Yesterday Basini had been exactly as he was; a trapdoor had opened, and Basini had fallen. Exactly as Reiting described: a sudden alteration, and the person was someone else ...
And again that was somehow linked with Božena. His thoughts had blasphemed. He had been confused by a rotten, sweet smell rising from them. And that profound humiliation, that self-abandonment, that state of being covered by the pale, heavy, poisonous leaves of shame that had passed through his dreams like a disembodied, distant reflection, had suddenly become reality for Basini.
So was it something that really had to be reckoned with, something one had to guard against, something that might suddenly leap out of the silent mirrors of thought?
But in that case everything else was possible too. In that case Reiting and Beineberg were possible. This little room was possible ... Then it was also possible that a portal led from the bright, daytime world which had hitherto been the only one he knew, and into another world that was gloomy, surging, passionate, naked, annihilating. That between those whose lives move in an orderly manner from office to family and back, as though in a solid and transparent building of glass and iron, and the others, those who have been cast down, the blood-stained, the debauched and the filthy, who wander a confusion of passageways echoing with roaring voices, there is not a bridge, but it is rather that their boundaries abut, secret and close, and ready to be crossed at any moment ...
And one question alone remains: how is it possible? What happens in such moments? What shoots screaming into the air, what is suddenly extinguished?

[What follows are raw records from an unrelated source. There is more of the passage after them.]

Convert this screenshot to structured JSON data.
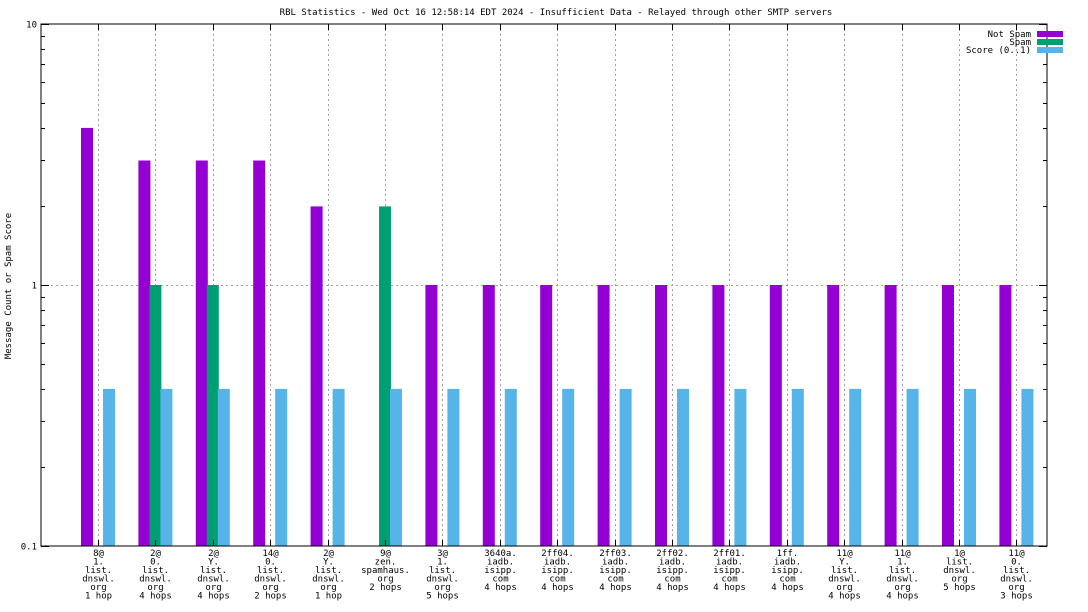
{
  "chart_data": {
    "type": "bar",
    "title": "RBL Statistics - Wed Oct 16 12:58:14 EDT 2024 - Insufficient Data - Relayed through other SMTP servers",
    "xlabel": "",
    "ylabel": "Message Count or Spam Score",
    "yscale": "log",
    "ylim": [
      0.1,
      10
    ],
    "yticks": [
      {
        "value": 0.1,
        "label": "0.1"
      },
      {
        "value": 1,
        "label": "1"
      },
      {
        "value": 10,
        "label": "10"
      }
    ],
    "grid": true,
    "legend_position": "top-right",
    "categories": [
      [
        "8@",
        "1.",
        "list.",
        "dnswl.",
        "org",
        "1 hop"
      ],
      [
        "2@",
        "0.",
        "list.",
        "dnswl.",
        "org",
        "4 hops"
      ],
      [
        "2@",
        "Y.",
        "list.",
        "dnswl.",
        "org",
        "4 hops"
      ],
      [
        "14@",
        "0.",
        "list.",
        "dnswl.",
        "org",
        "2 hops"
      ],
      [
        "2@",
        "Y.",
        "list.",
        "dnswl.",
        "org",
        "1 hop"
      ],
      [
        "9@",
        "zen.",
        "spamhaus.",
        "org",
        "2 hops"
      ],
      [
        "3@",
        "1.",
        "list.",
        "dnswl.",
        "org",
        "5 hops"
      ],
      [
        "3640a.",
        "iadb.",
        "isipp.",
        "com",
        "4 hops"
      ],
      [
        "2ff04.",
        "iadb.",
        "isipp.",
        "com",
        "4 hops"
      ],
      [
        "2ff03.",
        "iadb.",
        "isipp.",
        "com",
        "4 hops"
      ],
      [
        "2ff02.",
        "iadb.",
        "isipp.",
        "com",
        "4 hops"
      ],
      [
        "2ff01.",
        "iadb.",
        "isipp.",
        "com",
        "4 hops"
      ],
      [
        "1ff.",
        "iadb.",
        "isipp.",
        "com",
        "4 hops"
      ],
      [
        "11@",
        "Y.",
        "list.",
        "dnswl.",
        "org",
        "4 hops"
      ],
      [
        "11@",
        "1.",
        "list.",
        "dnswl.",
        "org",
        "4 hops"
      ],
      [
        "1@",
        "list.",
        "dnswl.",
        "org",
        "5 hops"
      ],
      [
        "11@",
        "0.",
        "list.",
        "dnswl.",
        "org",
        "3 hops"
      ]
    ],
    "series": [
      {
        "name": "Not Spam",
        "color": "#9400d3",
        "values": [
          4,
          3,
          3,
          3,
          2,
          0,
          1,
          1,
          1,
          1,
          1,
          1,
          1,
          1,
          1,
          1,
          1
        ]
      },
      {
        "name": "Spam",
        "color": "#009e73",
        "values": [
          0,
          1,
          1,
          0,
          0,
          2,
          0,
          0,
          0,
          0,
          0,
          0,
          0,
          0,
          0,
          0,
          0
        ]
      },
      {
        "name": "Score (0..1)",
        "color": "#56b4e9",
        "values": [
          0.4,
          0.4,
          0.4,
          0.4,
          0.4,
          0.4,
          0.4,
          0.4,
          0.4,
          0.4,
          0.4,
          0.4,
          0.4,
          0.4,
          0.4,
          0.4,
          0.4
        ]
      }
    ]
  }
}
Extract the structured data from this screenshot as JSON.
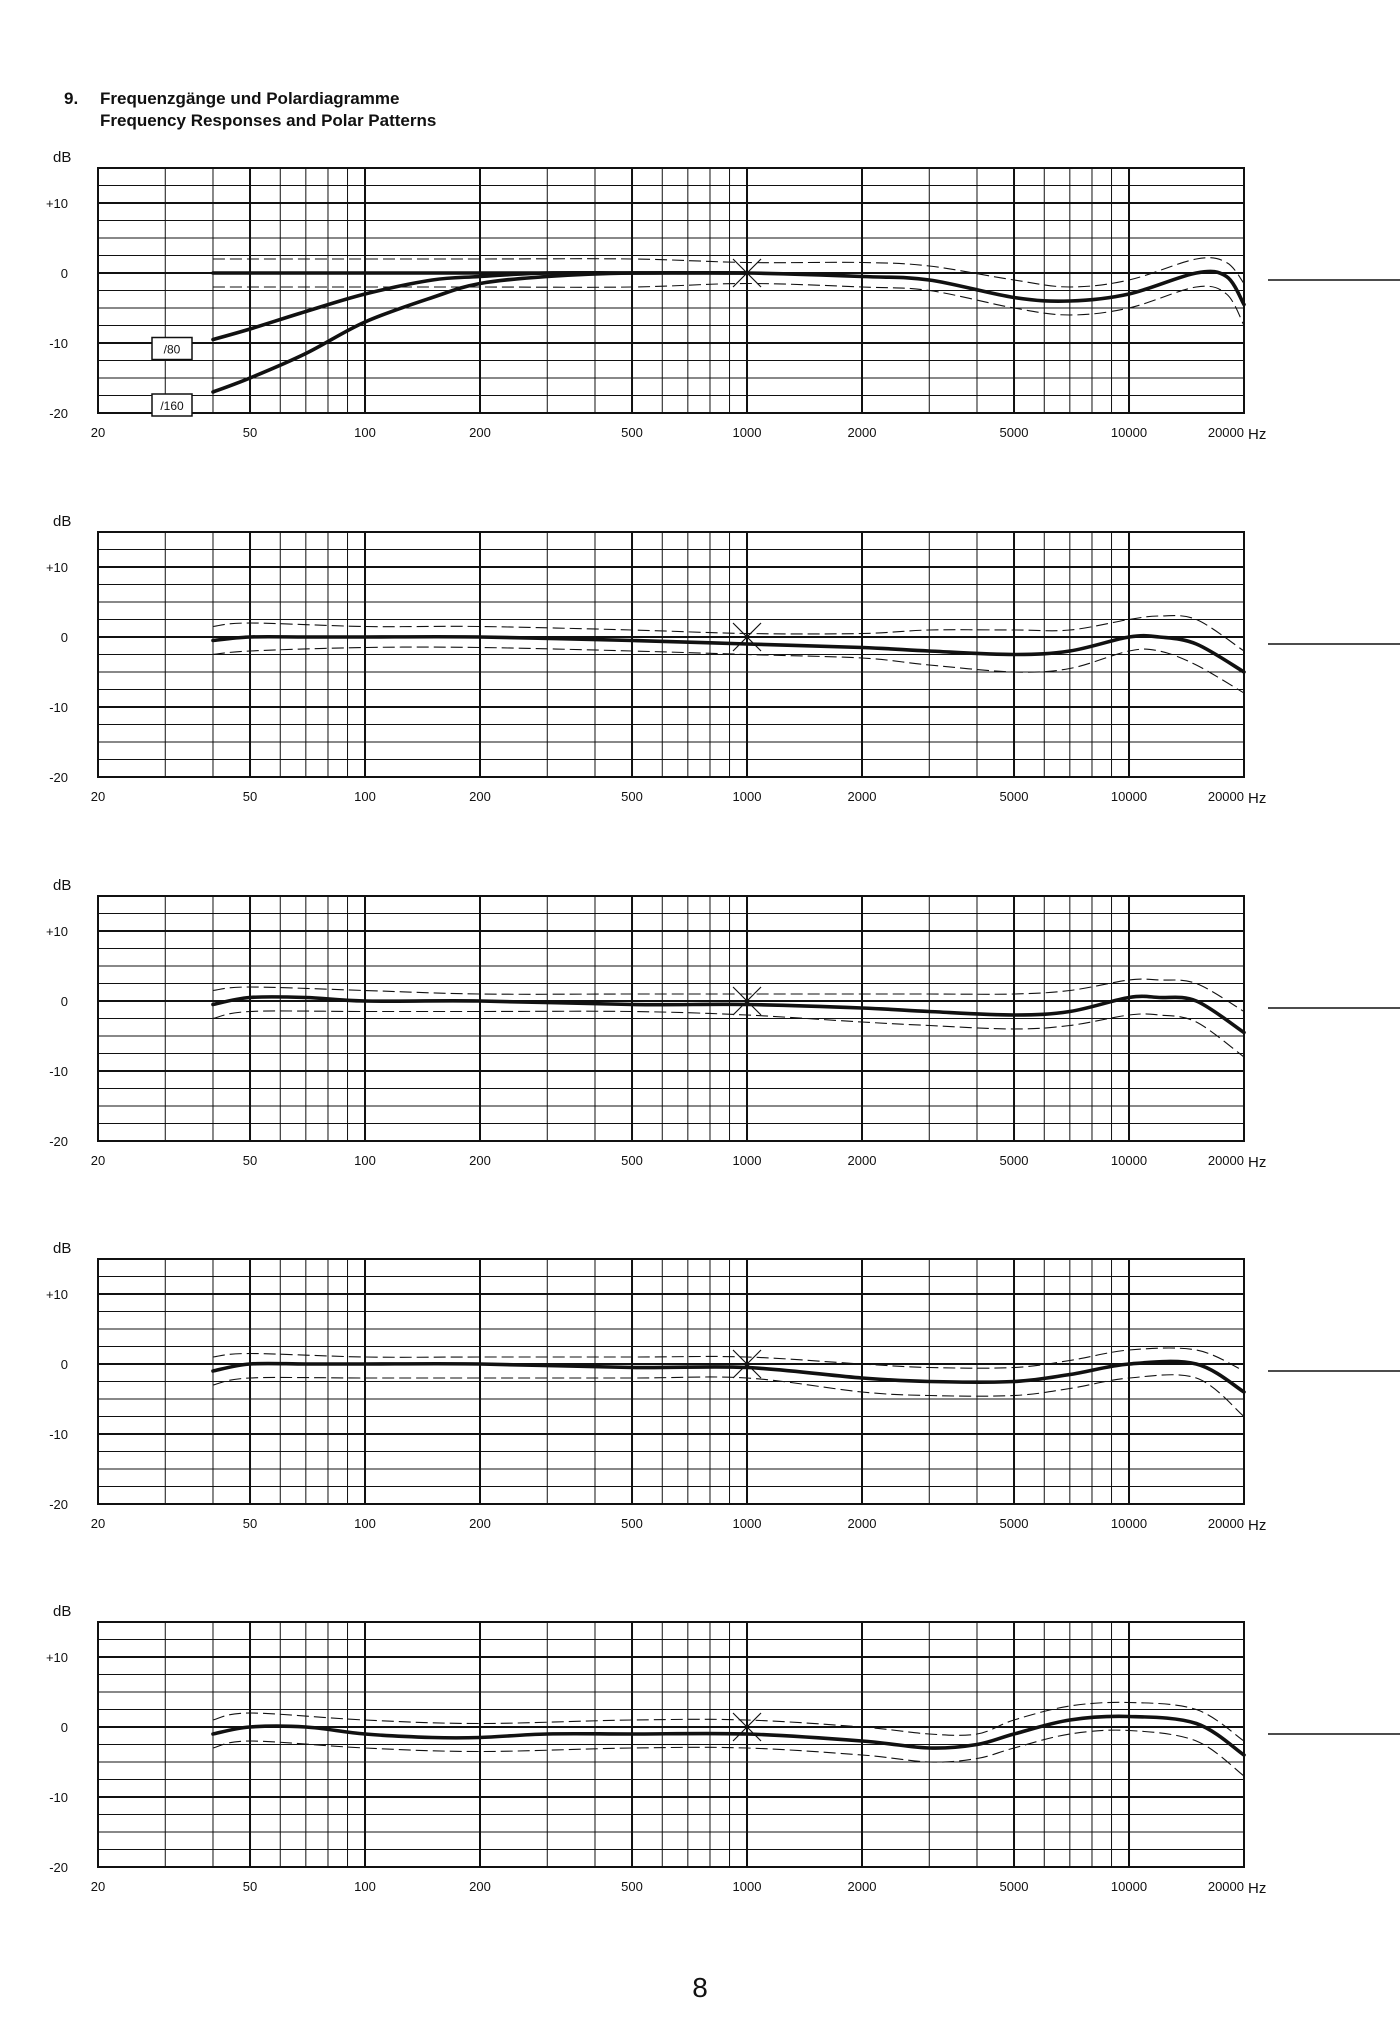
{
  "header": {
    "number": "9.",
    "title_de": "Frequenzgänge und Polardiagramme",
    "title_en": "Frequency Responses and Polar Patterns"
  },
  "page_number": "8",
  "chart_data": [
    {
      "type": "line",
      "ylabel": "dB",
      "xunit": "Hz",
      "xscale": "log",
      "xlim": [
        20,
        20000
      ],
      "ylim": [
        -20,
        15
      ],
      "ytick_labels": [
        {
          "v": 10,
          "t": "+10"
        },
        {
          "v": 0,
          "t": "0"
        },
        {
          "v": -10,
          "t": "-10"
        },
        {
          "v": -20,
          "t": "-20"
        }
      ],
      "xtick_labels": [
        {
          "v": 20,
          "t": "20"
        },
        {
          "v": 50,
          "t": "50"
        },
        {
          "v": 100,
          "t": "100"
        },
        {
          "v": 200,
          "t": "200"
        },
        {
          "v": 500,
          "t": "500"
        },
        {
          "v": 1000,
          "t": "1000"
        },
        {
          "v": 2000,
          "t": "2000"
        },
        {
          "v": 5000,
          "t": "5000"
        },
        {
          "v": 10000,
          "t": "10000"
        },
        {
          "v": 20000,
          "t": "20000"
        }
      ],
      "filter_labels": [
        "/80",
        "/160"
      ],
      "series": [
        {
          "x": [
            40,
            50,
            70,
            100,
            150,
            200,
            300,
            500,
            1000,
            2000,
            3000,
            5000,
            7000,
            10000,
            15000,
            18000,
            20000
          ],
          "y": [
            0,
            0,
            0,
            0,
            0,
            0,
            0,
            0,
            0,
            -0.5,
            -1,
            -3.5,
            -4,
            -3,
            0,
            -0.5,
            -4.5
          ]
        },
        {
          "x": [
            40,
            50,
            70,
            100,
            150,
            200,
            300,
            500,
            1000
          ],
          "y": [
            -9.5,
            -8,
            -5.5,
            -3,
            -1,
            -0.5,
            0,
            0,
            0
          ]
        },
        {
          "x": [
            40,
            50,
            70,
            100,
            150,
            200,
            300,
            500,
            1000
          ],
          "y": [
            -17,
            -15,
            -11.5,
            -7,
            -3.5,
            -1.5,
            -0.5,
            0,
            0
          ]
        }
      ],
      "tolerance": {
        "x": [
          40,
          50,
          100,
          200,
          500,
          1000,
          2000,
          3000,
          5000,
          7000,
          10000,
          15000,
          18000,
          20000
        ],
        "upper": [
          2,
          2,
          2,
          2,
          2,
          1.5,
          1.5,
          1,
          -1,
          -2,
          -1,
          2,
          1.5,
          -1.5
        ],
        "lower": [
          -2,
          -2,
          -2,
          -2,
          -2,
          -1.5,
          -2,
          -2.5,
          -5,
          -6,
          -5,
          -2,
          -3,
          -7.5
        ]
      }
    },
    {
      "type": "line",
      "ylabel": "dB",
      "xunit": "Hz",
      "xscale": "log",
      "xlim": [
        20,
        20000
      ],
      "ylim": [
        -20,
        15
      ],
      "ytick_labels": [
        {
          "v": 10,
          "t": "+10"
        },
        {
          "v": 0,
          "t": "0"
        },
        {
          "v": -10,
          "t": "-10"
        },
        {
          "v": -20,
          "t": "-20"
        }
      ],
      "xtick_labels": [
        {
          "v": 20,
          "t": "20"
        },
        {
          "v": 50,
          "t": "50"
        },
        {
          "v": 100,
          "t": "100"
        },
        {
          "v": 200,
          "t": "200"
        },
        {
          "v": 500,
          "t": "500"
        },
        {
          "v": 1000,
          "t": "1000"
        },
        {
          "v": 2000,
          "t": "2000"
        },
        {
          "v": 5000,
          "t": "5000"
        },
        {
          "v": 10000,
          "t": "10000"
        },
        {
          "v": 20000,
          "t": "20000"
        }
      ],
      "filter_labels": [],
      "series": [
        {
          "x": [
            40,
            50,
            70,
            100,
            200,
            500,
            1000,
            2000,
            3000,
            5000,
            7000,
            10000,
            12000,
            15000,
            20000
          ],
          "y": [
            -0.5,
            0,
            0,
            0,
            0,
            -0.5,
            -1,
            -1.5,
            -2,
            -2.5,
            -2,
            0,
            0,
            -1,
            -5
          ]
        }
      ],
      "tolerance": {
        "x": [
          40,
          50,
          100,
          200,
          500,
          1000,
          2000,
          3000,
          5000,
          7000,
          10000,
          12000,
          15000,
          20000
        ],
        "upper": [
          1.5,
          2,
          1.5,
          1.5,
          1,
          0.5,
          0.5,
          1,
          1,
          1,
          2.5,
          3,
          2.5,
          -2
        ],
        "lower": [
          -2.5,
          -2,
          -1.5,
          -1.5,
          -2,
          -2.5,
          -3,
          -4,
          -5,
          -4.5,
          -2,
          -2,
          -4,
          -8
        ]
      }
    },
    {
      "type": "line",
      "ylabel": "dB",
      "xunit": "Hz",
      "xscale": "log",
      "xlim": [
        20,
        20000
      ],
      "ylim": [
        -20,
        15
      ],
      "ytick_labels": [
        {
          "v": 10,
          "t": "+10"
        },
        {
          "v": 0,
          "t": "0"
        },
        {
          "v": -10,
          "t": "-10"
        },
        {
          "v": -20,
          "t": "-20"
        }
      ],
      "xtick_labels": [
        {
          "v": 20,
          "t": "20"
        },
        {
          "v": 50,
          "t": "50"
        },
        {
          "v": 100,
          "t": "100"
        },
        {
          "v": 200,
          "t": "200"
        },
        {
          "v": 500,
          "t": "500"
        },
        {
          "v": 1000,
          "t": "1000"
        },
        {
          "v": 2000,
          "t": "2000"
        },
        {
          "v": 5000,
          "t": "5000"
        },
        {
          "v": 10000,
          "t": "10000"
        },
        {
          "v": 20000,
          "t": "20000"
        }
      ],
      "filter_labels": [],
      "series": [
        {
          "x": [
            40,
            50,
            70,
            100,
            200,
            500,
            1000,
            2000,
            3000,
            5000,
            7000,
            10000,
            12000,
            15000,
            20000
          ],
          "y": [
            -0.5,
            0.5,
            0.5,
            0,
            0,
            -0.5,
            -0.5,
            -1,
            -1.5,
            -2,
            -1.5,
            0.5,
            0.5,
            0,
            -4.5
          ]
        }
      ],
      "tolerance": {
        "x": [
          40,
          50,
          100,
          200,
          500,
          1000,
          2000,
          3000,
          5000,
          7000,
          10000,
          12000,
          15000,
          20000
        ],
        "upper": [
          1.5,
          2,
          1.5,
          1,
          1,
          1,
          1,
          1,
          1,
          1.5,
          3,
          3,
          2.5,
          -1.5
        ],
        "lower": [
          -2.5,
          -1.5,
          -1.5,
          -1.5,
          -1.5,
          -2,
          -3,
          -3.5,
          -4,
          -3.5,
          -2,
          -2,
          -3,
          -8
        ]
      }
    },
    {
      "type": "line",
      "ylabel": "dB",
      "xunit": "Hz",
      "xscale": "log",
      "xlim": [
        20,
        20000
      ],
      "ylim": [
        -20,
        15
      ],
      "ytick_labels": [
        {
          "v": 10,
          "t": "+10"
        },
        {
          "v": 0,
          "t": "0"
        },
        {
          "v": -10,
          "t": "-10"
        },
        {
          "v": -20,
          "t": "-20"
        }
      ],
      "xtick_labels": [
        {
          "v": 20,
          "t": "20"
        },
        {
          "v": 50,
          "t": "50"
        },
        {
          "v": 100,
          "t": "100"
        },
        {
          "v": 200,
          "t": "200"
        },
        {
          "v": 500,
          "t": "500"
        },
        {
          "v": 1000,
          "t": "1000"
        },
        {
          "v": 2000,
          "t": "2000"
        },
        {
          "v": 5000,
          "t": "5000"
        },
        {
          "v": 10000,
          "t": "10000"
        },
        {
          "v": 20000,
          "t": "20000"
        }
      ],
      "filter_labels": [],
      "series": [
        {
          "x": [
            40,
            50,
            70,
            100,
            200,
            500,
            1000,
            2000,
            3000,
            5000,
            7000,
            10000,
            15000,
            20000
          ],
          "y": [
            -1,
            0,
            0,
            0,
            0,
            -0.5,
            -0.5,
            -2,
            -2.5,
            -2.5,
            -1.5,
            0,
            0,
            -4
          ]
        }
      ],
      "tolerance": {
        "x": [
          40,
          50,
          100,
          200,
          500,
          1000,
          2000,
          3000,
          5000,
          7000,
          10000,
          15000,
          20000
        ],
        "upper": [
          1,
          1.5,
          1,
          1,
          1,
          1,
          0,
          -0.5,
          -0.5,
          0.5,
          2,
          2,
          -1
        ],
        "lower": [
          -3,
          -2,
          -2,
          -2,
          -2,
          -2,
          -4,
          -4.5,
          -4.5,
          -3.5,
          -2,
          -2,
          -7.5
        ]
      }
    },
    {
      "type": "line",
      "ylabel": "dB",
      "xunit": "Hz",
      "xscale": "log",
      "xlim": [
        20,
        20000
      ],
      "ylim": [
        -20,
        15
      ],
      "ytick_labels": [
        {
          "v": 10,
          "t": "+10"
        },
        {
          "v": 0,
          "t": "0"
        },
        {
          "v": -10,
          "t": "-10"
        },
        {
          "v": -20,
          "t": "-20"
        }
      ],
      "xtick_labels": [
        {
          "v": 20,
          "t": "20"
        },
        {
          "v": 50,
          "t": "50"
        },
        {
          "v": 100,
          "t": "100"
        },
        {
          "v": 200,
          "t": "200"
        },
        {
          "v": 500,
          "t": "500"
        },
        {
          "v": 1000,
          "t": "1000"
        },
        {
          "v": 2000,
          "t": "2000"
        },
        {
          "v": 5000,
          "t": "5000"
        },
        {
          "v": 10000,
          "t": "10000"
        },
        {
          "v": 20000,
          "t": "20000"
        }
      ],
      "filter_labels": [],
      "series": [
        {
          "x": [
            40,
            50,
            70,
            100,
            150,
            200,
            300,
            500,
            1000,
            2000,
            3000,
            4000,
            5000,
            7000,
            10000,
            15000,
            20000
          ],
          "y": [
            -1,
            0,
            0,
            -1,
            -1.5,
            -1.5,
            -1,
            -1,
            -1,
            -2,
            -3,
            -2.5,
            -1,
            1,
            1.5,
            0.5,
            -4
          ]
        }
      ],
      "tolerance": {
        "x": [
          40,
          50,
          100,
          200,
          500,
          1000,
          2000,
          3000,
          4000,
          5000,
          7000,
          10000,
          15000,
          20000
        ],
        "upper": [
          1,
          2,
          1,
          0.5,
          1,
          1,
          0,
          -1,
          -1,
          1,
          3,
          3.5,
          2.5,
          -2
        ],
        "lower": [
          -3,
          -2,
          -3,
          -3.5,
          -3,
          -3,
          -4,
          -5,
          -4.5,
          -3,
          -1,
          -0.5,
          -2,
          -7
        ]
      }
    }
  ]
}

Those were the questions that this event brought to Törless’s mind. They rose up indistinctly, lips sealed, disguised by a dull, vague feeling ... a weakness, an anxiety.
But some of their words echoed in Törless as though from afar, scrappy and random, and filled him with anxious foreboding.
Reiting’s question came at that moment.
Straight away Törless began to speak. He was obeying a sudden urge, a feeling of dismay. It seemed to him that something crucial was about to happen, and he was afraid of that approaching event, he wanted to avoid it, to gain some grace ... He spoke, but immediately he felt that he had nothing relevant to say, that his words had no inner substance and were not his true opinion ...
He said, ‘Basini is a thief.’ And the hard, definite sound of the word made him feel so good that he repeated it twice. ‘... a thief. And thieves are punished - everywhere, throughout the whole world. He must be reported, removed from the institute! Let him mend his ways somewhere else, he’s no longer one of us!’
But Reiting said with a look of unpleasant consternation: ‘No, why should we take it to the limit straight away?’
‘Why? Don’t you think it’s obvious?’
‘Far from it. You’re acting as though the fire and brimstone were just around the corner, ready to engulf us all if we kept Basini among us for a moment longer. Things aren’t as bad as all that.’
‘How can you say that? Here you’ve got someone who’s stolen, who’s then offered himself to you as a maid, as a slave, and you’re telling me you’re going to go on from day to day sitting down with him, eating with him, sleeping with him? I can’t understand that. After all, we’re being educated together because we belong to the same society. Wouldn’t you care if you were eventually to find yourself standing next to him in your regiment, or working in the same ministry, if he were to socialize with the same families as you - if he were even to court your own sister -?’ ‘Come on, you’re exaggerating now!’ laughed Reiting. ‘You’re acting as though we belong to a lifelong brotherhood. Do you think we’re always going to bear a seal around our necks: “Educated at the Seminary in W. Bears certain privileges and obligations”? Later on, each one of us is going to go his own way, and each of us will become whatever it is that he’s qualified to do, because it isn’t as though there’s just a single society. So I don’t think we should concern ourselves too much about the future. And where the present is concerned, I think I said that we should remain classmates with Basini. We’ll find some way of ensuring that there’s a distance between us. We’re holding Basini in the palm of our hands, we can do whatever we like with him, you can spit at him twice a day as far as I’m concerned: as long as he puts up with that, what do we have in common with him? And if he refuses, we can still show him who’s in charge ... You just have to drop the idea that anything connects us with Basini apart from the pleasure we get from the fact that he’s vile!’
Although Törless wasn’t at all convinced of his case, he eagerly continued: ‘Listen, Reiting, why are you so keen on taking Basini’s side?’
‘Am I taking his side? I really don’t know.